The insurance company says there is a special statute 'relating to official bonds, giving a right of action to anyone injured by official misconduct. That is true, but the object and purpose of section 21 was to give a right of action against the insurer directly, to a member of the public injured in person or property through negligence of the motor carrier.

Other attempts to distinguish the Farmer case need not be noticed. The court adheres to the Farmer case as establishing method of determining what the contract sued on was.

The insurance company says the statute has received operative interpretation, as shown by the endorsement on the policy prescribed by the public service commission. The public service commission simply misconceived the meaning of the statute, and no amount of misinterpretation can change the statute.

Attention is called to the fact that a bill amending the section of the code of civil procedure relating to joinder of defendants, which in this instance would have permitted joinder of Jones and the in*226surance company, was defeated in the 1983 legislature.
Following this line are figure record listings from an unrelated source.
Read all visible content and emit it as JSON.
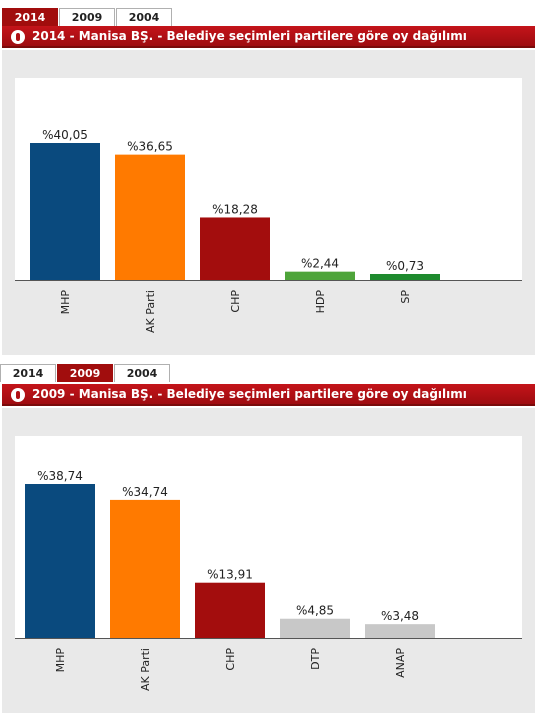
{
  "panels": [
    {
      "tabs": [
        "2014",
        "2009",
        "2004"
      ],
      "active_tab": 0,
      "title": "2014 - Manisa BŞ. - Belediye seçimleri partilere göre oy dağılımı",
      "chart_data": {
        "type": "bar",
        "categories": [
          "MHP",
          "AK Parti",
          "CHP",
          "HDP",
          "SP"
        ],
        "values": [
          40.05,
          36.65,
          18.28,
          2.44,
          0.73
        ],
        "labels": [
          "%40,05",
          "%36,65",
          "%18,28",
          "%2,44",
          "%0,73"
        ],
        "colors": [
          "#0a4a7e",
          "#ff7a00",
          "#a30d0d",
          "#4ea43a",
          "#1e8a2e"
        ],
        "ylim": [
          0,
          40.05
        ]
      }
    },
    {
      "tabs": [
        "2014",
        "2009",
        "2004"
      ],
      "active_tab": 1,
      "title": "2009 - Manisa BŞ. - Belediye seçimleri partilere göre oy dağılımı",
      "chart_data": {
        "type": "bar",
        "categories": [
          "MHP",
          "AK Parti",
          "CHP",
          "DTP",
          "ANAP"
        ],
        "values": [
          38.74,
          34.74,
          13.91,
          4.85,
          3.48
        ],
        "labels": [
          "%38,74",
          "%34,74",
          "%13,91",
          "%4,85",
          "%3,48"
        ],
        "colors": [
          "#0a4a7e",
          "#ff7a00",
          "#a30d0d",
          "#c8c8c8",
          "#c8c8c8"
        ],
        "ylim": [
          0,
          38.74
        ]
      }
    }
  ]
}
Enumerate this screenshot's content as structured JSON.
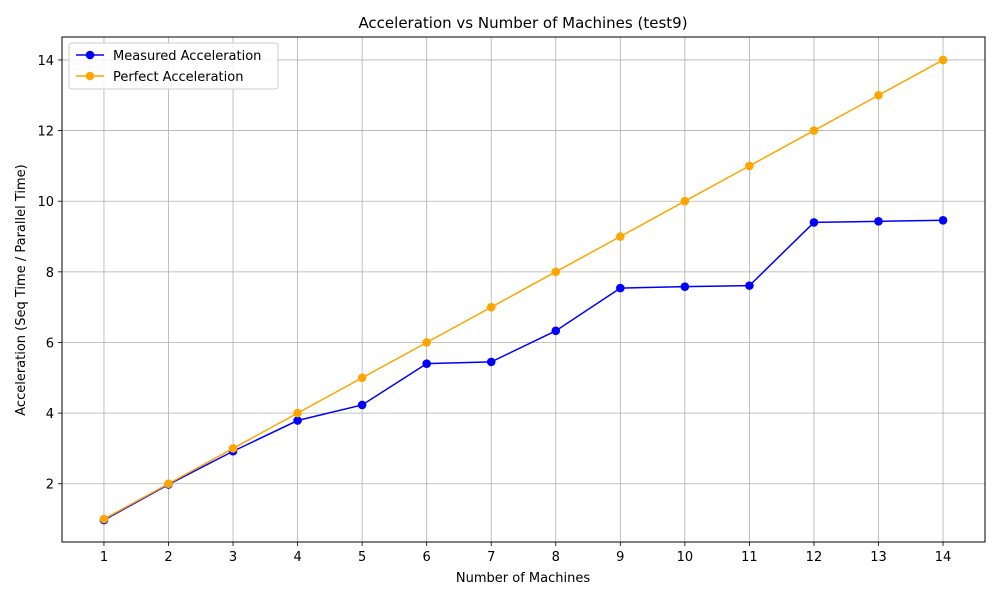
{
  "chart_data": {
    "type": "line",
    "title": "Acceleration vs Number of Machines (test9)",
    "xlabel": "Number of Machines",
    "ylabel": "Acceleration (Seq Time / Parallel Time)",
    "x": [
      1,
      2,
      3,
      4,
      5,
      6,
      7,
      8,
      9,
      10,
      11,
      12,
      13,
      14
    ],
    "xlim": [
      0.35,
      14.65
    ],
    "ylim": [
      0.35,
      14.65
    ],
    "xticks": [
      "1",
      "2",
      "3",
      "4",
      "5",
      "6",
      "7",
      "8",
      "9",
      "10",
      "11",
      "12",
      "13",
      "14"
    ],
    "yticks": [
      2,
      4,
      6,
      8,
      10,
      12,
      14
    ],
    "grid": true,
    "legend_position": "top-left",
    "series": [
      {
        "name": "Measured Acceleration",
        "color": "#0000ff",
        "values": [
          0.97,
          1.98,
          2.92,
          3.79,
          4.23,
          5.4,
          5.45,
          6.33,
          7.54,
          7.58,
          7.61,
          9.4,
          9.43,
          9.46
        ]
      },
      {
        "name": "Perfect Acceleration",
        "color": "#ffa500",
        "values": [
          1,
          2,
          3,
          4,
          5,
          6,
          7,
          8,
          9,
          10,
          11,
          12,
          13,
          14
        ]
      }
    ]
  }
}
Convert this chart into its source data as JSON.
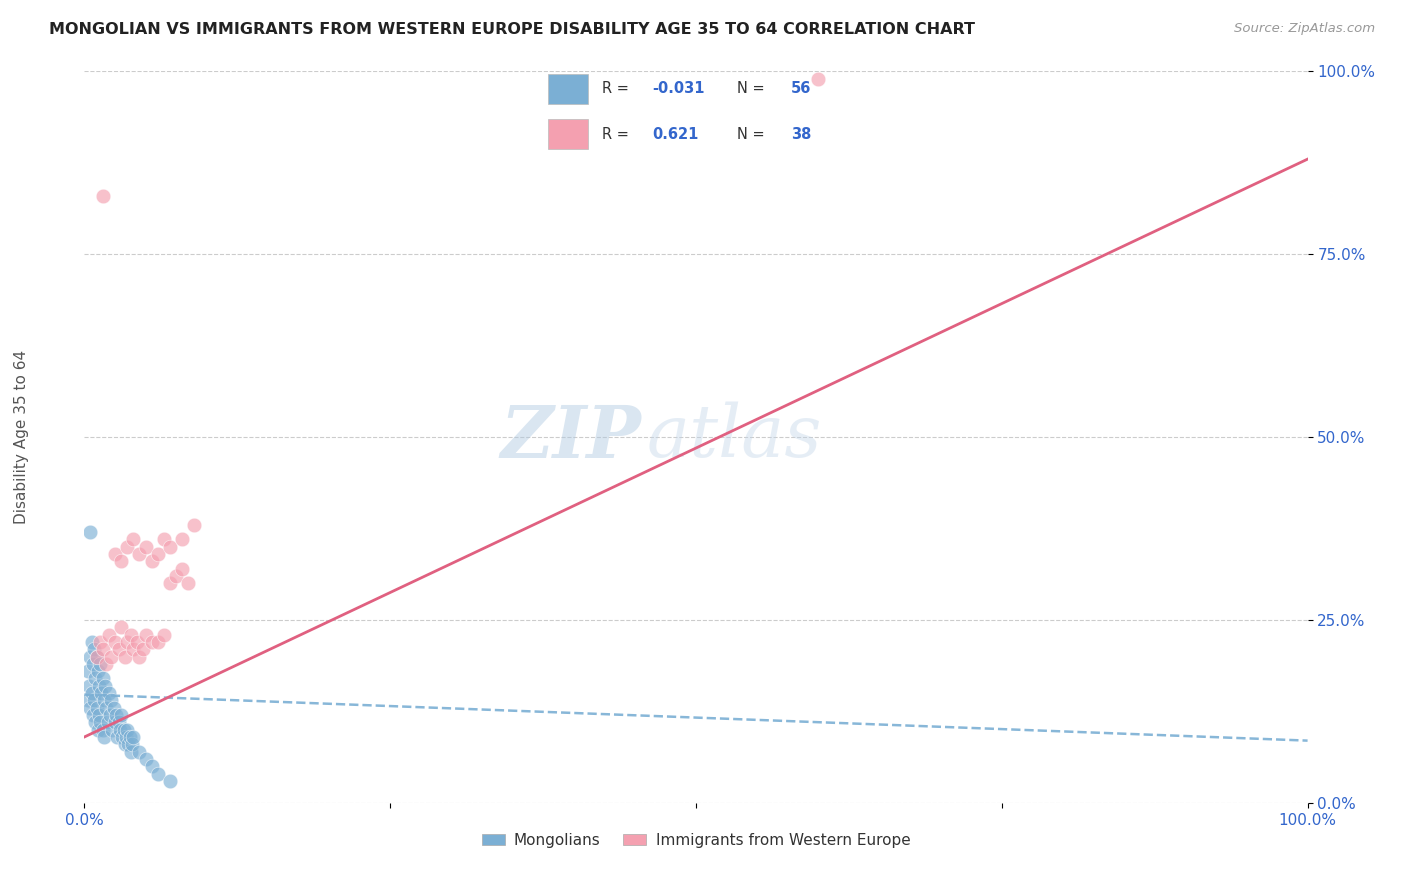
{
  "title": "MONGOLIAN VS IMMIGRANTS FROM WESTERN EUROPE DISABILITY AGE 35 TO 64 CORRELATION CHART",
  "source": "Source: ZipAtlas.com",
  "ylabel": "Disability Age 35 to 64",
  "xlim": [
    0.0,
    1.0
  ],
  "ylim": [
    0.0,
    1.0
  ],
  "xticks": [
    0.0,
    0.25,
    0.5,
    0.75,
    1.0
  ],
  "yticks": [
    0.0,
    0.25,
    0.5,
    0.75,
    1.0
  ],
  "xticklabels": [
    "0.0%",
    "",
    "",
    "",
    "100.0%"
  ],
  "yticklabels": [
    "0.0%",
    "25.0%",
    "50.0%",
    "75.0%",
    "100.0%"
  ],
  "mongolian_color": "#7bafd4",
  "western_europe_color": "#f4a0b0",
  "mongolian_line_color": "#7bafd4",
  "western_europe_line_color": "#e06080",
  "mongolian_R": -0.031,
  "mongolian_N": 56,
  "western_europe_R": 0.621,
  "western_europe_N": 38,
  "watermark_zip": "ZIP",
  "watermark_atlas": "atlas",
  "legend_label_1": "Mongolians",
  "legend_label_2": "Immigrants from Western Europe",
  "mong_x": [
    0.003,
    0.003,
    0.004,
    0.005,
    0.005,
    0.006,
    0.006,
    0.007,
    0.007,
    0.008,
    0.008,
    0.009,
    0.009,
    0.01,
    0.01,
    0.011,
    0.011,
    0.012,
    0.012,
    0.013,
    0.013,
    0.014,
    0.015,
    0.015,
    0.016,
    0.016,
    0.017,
    0.018,
    0.019,
    0.02,
    0.021,
    0.022,
    0.023,
    0.024,
    0.025,
    0.026,
    0.027,
    0.028,
    0.029,
    0.03,
    0.031,
    0.032,
    0.033,
    0.034,
    0.035,
    0.036,
    0.037,
    0.038,
    0.039,
    0.04,
    0.045,
    0.05,
    0.055,
    0.06,
    0.07,
    0.005
  ],
  "mong_y": [
    0.18,
    0.14,
    0.16,
    0.2,
    0.13,
    0.22,
    0.15,
    0.19,
    0.12,
    0.21,
    0.14,
    0.17,
    0.11,
    0.2,
    0.13,
    0.18,
    0.1,
    0.16,
    0.12,
    0.19,
    0.11,
    0.15,
    0.17,
    0.1,
    0.14,
    0.09,
    0.16,
    0.13,
    0.11,
    0.15,
    0.12,
    0.14,
    0.1,
    0.13,
    0.11,
    0.12,
    0.09,
    0.11,
    0.1,
    0.12,
    0.09,
    0.1,
    0.08,
    0.09,
    0.1,
    0.08,
    0.09,
    0.07,
    0.08,
    0.09,
    0.07,
    0.06,
    0.05,
    0.04,
    0.03,
    0.37
  ],
  "we_x": [
    0.01,
    0.013,
    0.015,
    0.018,
    0.02,
    0.022,
    0.025,
    0.028,
    0.03,
    0.033,
    0.035,
    0.038,
    0.04,
    0.043,
    0.045,
    0.048,
    0.05,
    0.055,
    0.06,
    0.065,
    0.07,
    0.075,
    0.08,
    0.085,
    0.025,
    0.03,
    0.035,
    0.04,
    0.045,
    0.05,
    0.055,
    0.06,
    0.065,
    0.07,
    0.08,
    0.09,
    0.6,
    0.015
  ],
  "we_y": [
    0.2,
    0.22,
    0.21,
    0.19,
    0.23,
    0.2,
    0.22,
    0.21,
    0.24,
    0.2,
    0.22,
    0.23,
    0.21,
    0.22,
    0.2,
    0.21,
    0.23,
    0.22,
    0.22,
    0.23,
    0.3,
    0.31,
    0.32,
    0.3,
    0.34,
    0.33,
    0.35,
    0.36,
    0.34,
    0.35,
    0.33,
    0.34,
    0.36,
    0.35,
    0.36,
    0.38,
    0.99,
    0.83
  ],
  "mong_trend_x": [
    0.0,
    1.0
  ],
  "mong_trend_y": [
    0.148,
    0.085
  ],
  "we_trend_x": [
    0.0,
    1.0
  ],
  "we_trend_y": [
    0.09,
    0.88
  ]
}
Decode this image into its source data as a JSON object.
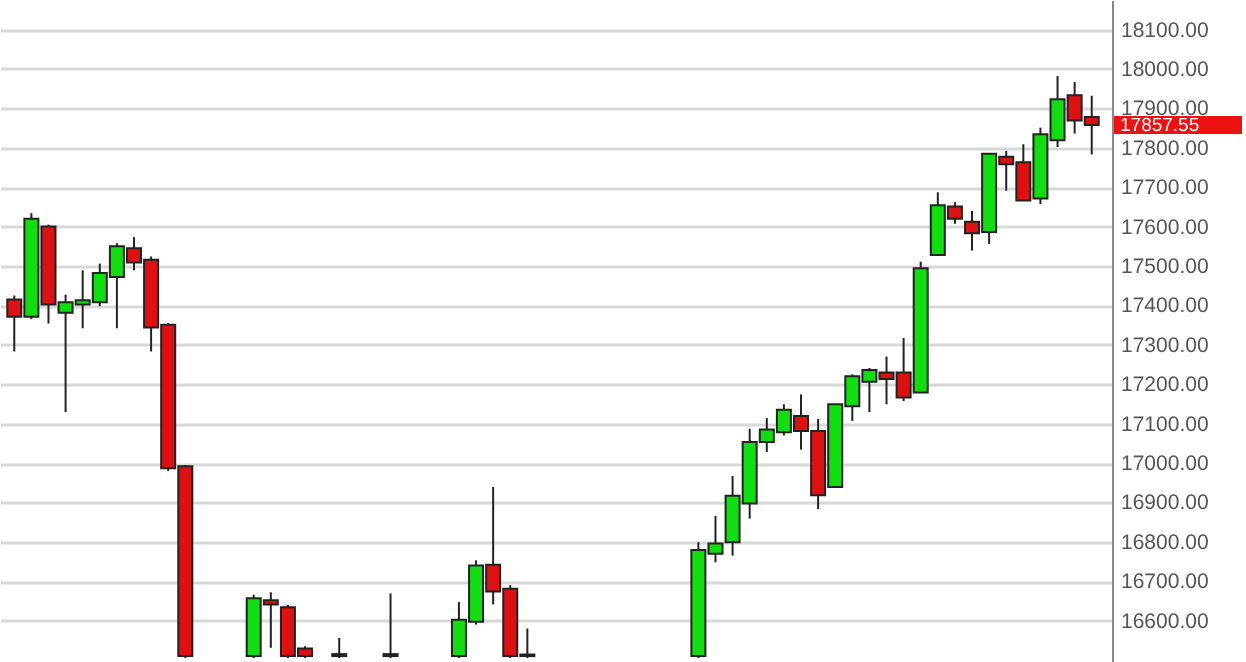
{
  "chart_data": {
    "type": "candlestick",
    "categories": [
      null,
      null,
      null,
      null,
      null,
      null,
      null,
      null,
      null,
      null,
      null,
      null,
      null,
      null,
      null,
      null,
      null,
      null,
      null,
      null,
      null,
      null,
      null,
      null,
      null,
      null,
      null,
      null,
      null,
      null,
      null,
      null,
      null,
      null,
      null,
      null,
      null,
      null,
      null,
      null,
      null,
      null,
      null,
      null,
      null,
      null,
      null,
      null,
      null,
      null,
      null,
      null,
      null,
      null,
      null,
      null,
      null,
      null,
      null,
      null,
      null,
      null,
      null,
      null
    ],
    "ohlc": [
      [
        17415,
        17425,
        17283,
        17371
      ],
      [
        17371,
        17634,
        17365,
        17620
      ],
      [
        17600,
        17605,
        17354,
        17402
      ],
      [
        17381,
        17427,
        17129,
        17408
      ],
      [
        17402,
        17489,
        17342,
        17413
      ],
      [
        17408,
        17506,
        17398,
        17482
      ],
      [
        17472,
        17558,
        17342,
        17550
      ],
      [
        17545,
        17573,
        17489,
        17509
      ],
      [
        17516,
        17524,
        17283,
        17344
      ],
      [
        17351,
        17355,
        16980,
        16987
      ],
      [
        16992,
        16995,
        16505,
        16510
      ],
      null,
      null,
      null,
      [
        16510,
        16666,
        16505,
        16657
      ],
      [
        16652,
        16672,
        16531,
        16641
      ],
      [
        16634,
        16640,
        16505,
        16510
      ],
      [
        16529,
        16535,
        16505,
        16510
      ],
      null,
      [
        16515,
        16556,
        16505,
        16510
      ],
      null,
      null,
      [
        16515,
        16669,
        16505,
        16510
      ],
      null,
      null,
      null,
      [
        16510,
        16647,
        16505,
        16602
      ],
      [
        16597,
        16753,
        16590,
        16740
      ],
      [
        16742,
        16939,
        16641,
        16674
      ],
      [
        16681,
        16690,
        16505,
        16510
      ],
      [
        16510,
        16580,
        16505,
        16514
      ],
      null,
      null,
      null,
      null,
      null,
      null,
      null,
      null,
      null,
      [
        16510,
        16799,
        16505,
        16779
      ],
      [
        16770,
        16866,
        16748,
        16796
      ],
      [
        16799,
        16967,
        16765,
        16917
      ],
      [
        16897,
        17087,
        16859,
        17053
      ],
      [
        17053,
        17114,
        17028,
        17085
      ],
      [
        17078,
        17149,
        17070,
        17135
      ],
      [
        17119,
        17174,
        17034,
        17081
      ],
      [
        17081,
        17112,
        16883,
        16918
      ],
      [
        16939,
        17149,
        16939,
        17149
      ],
      [
        17144,
        17225,
        17107,
        17220
      ],
      [
        17206,
        17241,
        17129,
        17236
      ],
      [
        17230,
        17270,
        17149,
        17213
      ],
      [
        17230,
        17317,
        17157,
        17166
      ],
      [
        17179,
        17511,
        17179,
        17494
      ],
      [
        17528,
        17687,
        17528,
        17654
      ],
      [
        17651,
        17662,
        17607,
        17620
      ],
      [
        17612,
        17640,
        17539,
        17583
      ],
      [
        17586,
        17785,
        17556,
        17785
      ],
      [
        17777,
        17792,
        17691,
        17758
      ],
      [
        17763,
        17809,
        17666,
        17666
      ],
      [
        17671,
        17851,
        17657,
        17834
      ],
      [
        17819,
        17982,
        17802,
        17923
      ],
      [
        17933,
        17967,
        17836,
        17869
      ],
      [
        17878,
        17932,
        17783,
        17857.55
      ]
    ],
    "colors": [
      "#dd1111",
      "#11dd11",
      "#dd1111",
      "#11dd11",
      "#11dd11",
      "#11dd11",
      "#11dd11",
      "#dd1111",
      "#dd1111",
      "#dd1111",
      "#dd1111",
      null,
      null,
      null,
      "#11dd11",
      "#dd1111",
      "#dd1111",
      "#dd1111",
      null,
      "#dd1111",
      null,
      null,
      "#dd1111",
      null,
      null,
      null,
      "#11dd11",
      "#11dd11",
      "#dd1111",
      "#dd1111",
      "#11dd11",
      null,
      null,
      null,
      null,
      null,
      null,
      null,
      null,
      null,
      "#11dd11",
      "#11dd11",
      "#11dd11",
      "#11dd11",
      "#11dd11",
      "#11dd11",
      "#dd1111",
      "#dd1111",
      "#11dd11",
      "#11dd11",
      "#11dd11",
      "#dd1111",
      "#dd1111",
      "#11dd11",
      "#11dd11",
      "#dd1111",
      "#dd1111",
      "#11dd11",
      "#dd1111",
      "#dd1111",
      "#11dd11",
      "#11dd11",
      "#dd1111",
      "#dd1111"
    ],
    "ylim": [
      16495,
      18175
    ],
    "yticks": [
      {
        "value": 16600,
        "label": "16600.00"
      },
      {
        "value": 16700,
        "label": "16700.00"
      },
      {
        "value": 16800,
        "label": "16800.00"
      },
      {
        "value": 16900,
        "label": "16900.00"
      },
      {
        "value": 17000,
        "label": "17000.00"
      },
      {
        "value": 17100,
        "label": "17100.00"
      },
      {
        "value": 17200,
        "label": "17200.00"
      },
      {
        "value": 17300,
        "label": "17300.00"
      },
      {
        "value": 17400,
        "label": "17400.00"
      },
      {
        "value": 17500,
        "label": "17500.00"
      },
      {
        "value": 17600,
        "label": "17600.00"
      },
      {
        "value": 17700,
        "label": "17700.00"
      },
      {
        "value": 17800,
        "label": "17800.00"
      },
      {
        "value": 17900,
        "label": "17900.00"
      },
      {
        "value": 18000,
        "label": "18000.00"
      },
      {
        "value": 18100,
        "label": "18100.00"
      }
    ],
    "grid": "y",
    "tick_labels": "y",
    "annotations": [
      "17857.55"
    ]
  }
}
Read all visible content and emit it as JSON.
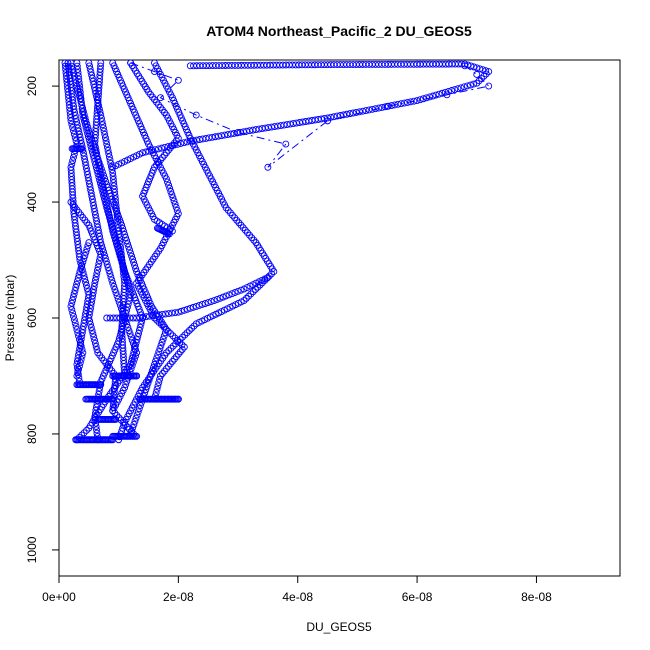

Had the bill passed, the first ground of the insurance company’s demurrer would not have been good. Liability of neither Jones nor the insurance company would have been increased or diminished.

The insurance company makes the question-begging statement that to permit action against it now would impair the obligation of contract. The fallacy is patent.

There are decisions by other courts relating to the nature of the insurance company’s liability in cases of this character. • Time and space forbid review of the cases, which would necessitate exemplification of statutes, of policies and of opinions. Two cases quite analogous to this one fully support the conclusions which have been expressed: Curtis v. Michaelson, 206 Ia. 111, 219 N. W. 49; Jacobsen v. Howard, 164 Okla. 88, 23 P. 2d 185. No analogous case to the contrary has been cited to the court.

The judgment of the district court is reversed, and the cause is remanded with direction to overrule the unconfessed portion of the demurrer to the petition.